The image above shows some of the results by plotting the artworks by date along the horizontal axis and by a work’s influence – which is the score it received from the algorithm – on the vertical axis. By depicting the works in this manner you instantly see, for example, that Vermeer (another Dutch painter – no coincidence here) in the 17th Century was very influential with his Gezicht op Delft (‘View of Delft’) and Vrouw met Weegschaal (‘Woman holding a balance’).
Dissecting a work of art
The process is not just more accurate than the gut feeling of the art critic, but also automated. The researcher from Rutgers built an algorithm with very advanced software that is able to dissect an image in different classemes (or tags, as I would call them), which are the different features of a painting, such as colour, texture and technique. But it can also recognize more sophisticated features such as a person, house or landscape. And even more subtle depictions can be recognized, such as walking, specific interactions between individuals or death. The algorithm is able to produce a whopping total of 2,559 different classemes, which thus enables it to make quite an accurate description of an image.
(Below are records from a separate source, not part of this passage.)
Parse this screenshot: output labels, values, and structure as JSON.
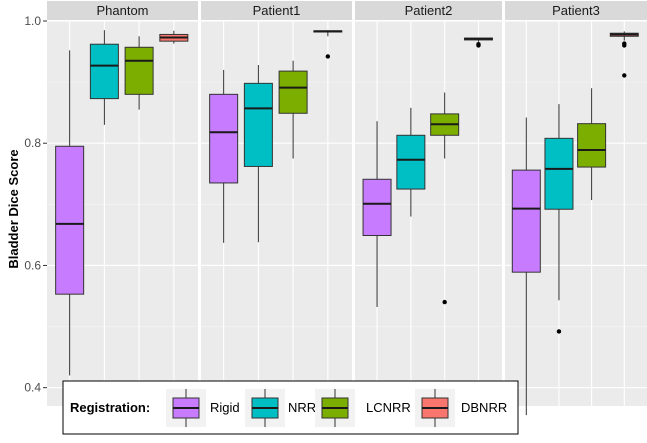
{
  "chart_data": {
    "type": "box",
    "ylabel": "Bladder Dice Score",
    "ylim": [
      0.37,
      1.0
    ],
    "yticks": [
      0.4,
      0.6,
      0.8,
      1.0
    ],
    "ytick_labels": [
      "0.4",
      "0.6",
      "0.8",
      "1.0"
    ],
    "grid": true,
    "legend_position": "bottom-left",
    "legend_title": "Registration:",
    "methods": [
      {
        "name": "Rigid",
        "color": "#C77CFF"
      },
      {
        "name": "NRR",
        "color": "#00BFC4"
      },
      {
        "name": "LCNRR",
        "color": "#7CAE00"
      },
      {
        "name": "DBNRR",
        "color": "#F8766D"
      }
    ],
    "panels": [
      {
        "title": "Phantom",
        "boxes": [
          {
            "method": "Rigid",
            "min": 0.42,
            "q1": 0.553,
            "median": 0.668,
            "q3": 0.795,
            "max": 0.952,
            "outliers": []
          },
          {
            "method": "NRR",
            "min": 0.83,
            "q1": 0.873,
            "median": 0.927,
            "q3": 0.962,
            "max": 0.985,
            "outliers": []
          },
          {
            "method": "LCNRR",
            "min": 0.855,
            "q1": 0.88,
            "median": 0.935,
            "q3": 0.957,
            "max": 0.975,
            "outliers": []
          },
          {
            "method": "DBNRR",
            "min": 0.963,
            "q1": 0.967,
            "median": 0.973,
            "q3": 0.978,
            "max": 0.984,
            "outliers": []
          }
        ]
      },
      {
        "title": "Patient1",
        "boxes": [
          {
            "method": "Rigid",
            "min": 0.637,
            "q1": 0.735,
            "median": 0.818,
            "q3": 0.88,
            "max": 0.92,
            "outliers": []
          },
          {
            "method": "NRR",
            "min": 0.638,
            "q1": 0.762,
            "median": 0.857,
            "q3": 0.898,
            "max": 0.928,
            "outliers": []
          },
          {
            "method": "LCNRR",
            "min": 0.775,
            "q1": 0.849,
            "median": 0.891,
            "q3": 0.918,
            "max": 0.935,
            "outliers": []
          },
          {
            "method": "DBNRR",
            "min": 0.975,
            "q1": 0.982,
            "median": 0.983,
            "q3": 0.984,
            "max": 0.985,
            "outliers": [
              0.942
            ]
          }
        ]
      },
      {
        "title": "Patient2",
        "boxes": [
          {
            "method": "Rigid",
            "min": 0.532,
            "q1": 0.649,
            "median": 0.701,
            "q3": 0.741,
            "max": 0.836,
            "outliers": []
          },
          {
            "method": "NRR",
            "min": 0.68,
            "q1": 0.725,
            "median": 0.773,
            "q3": 0.813,
            "max": 0.858,
            "outliers": []
          },
          {
            "method": "LCNRR",
            "min": 0.775,
            "q1": 0.813,
            "median": 0.831,
            "q3": 0.848,
            "max": 0.883,
            "outliers": [
              0.54
            ]
          },
          {
            "method": "DBNRR",
            "min": 0.966,
            "q1": 0.969,
            "median": 0.971,
            "q3": 0.972,
            "max": 0.973,
            "outliers": [
              0.962,
              0.96
            ]
          }
        ]
      },
      {
        "title": "Patient3",
        "boxes": [
          {
            "method": "Rigid",
            "min": 0.355,
            "q1": 0.589,
            "median": 0.693,
            "q3": 0.756,
            "max": 0.842,
            "outliers": []
          },
          {
            "method": "NRR",
            "min": 0.543,
            "q1": 0.692,
            "median": 0.758,
            "q3": 0.808,
            "max": 0.864,
            "outliers": [
              0.492
            ]
          },
          {
            "method": "LCNRR",
            "min": 0.707,
            "q1": 0.761,
            "median": 0.789,
            "q3": 0.832,
            "max": 0.89,
            "outliers": []
          },
          {
            "method": "DBNRR",
            "min": 0.968,
            "q1": 0.975,
            "median": 0.978,
            "q3": 0.98,
            "max": 0.983,
            "outliers": [
              0.963,
              0.96,
              0.911
            ]
          }
        ]
      }
    ]
  }
}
The process is not just more accurate than the gut feeling of the art critic, but also automated
Finally, the technique can even form a framework for assessing a wider range of creative products, such as sculptures, literature and poetry. It could therefore become a structural extension of the definition of creativity that will give more weight to the originality of a work. Which means that in the future a discussion between art critics about the merits of an individual work of art doesn’t need to be simply based anymore on their subjective taste or today’s value, but can also be based more directly on the influence the work has had on the history of art.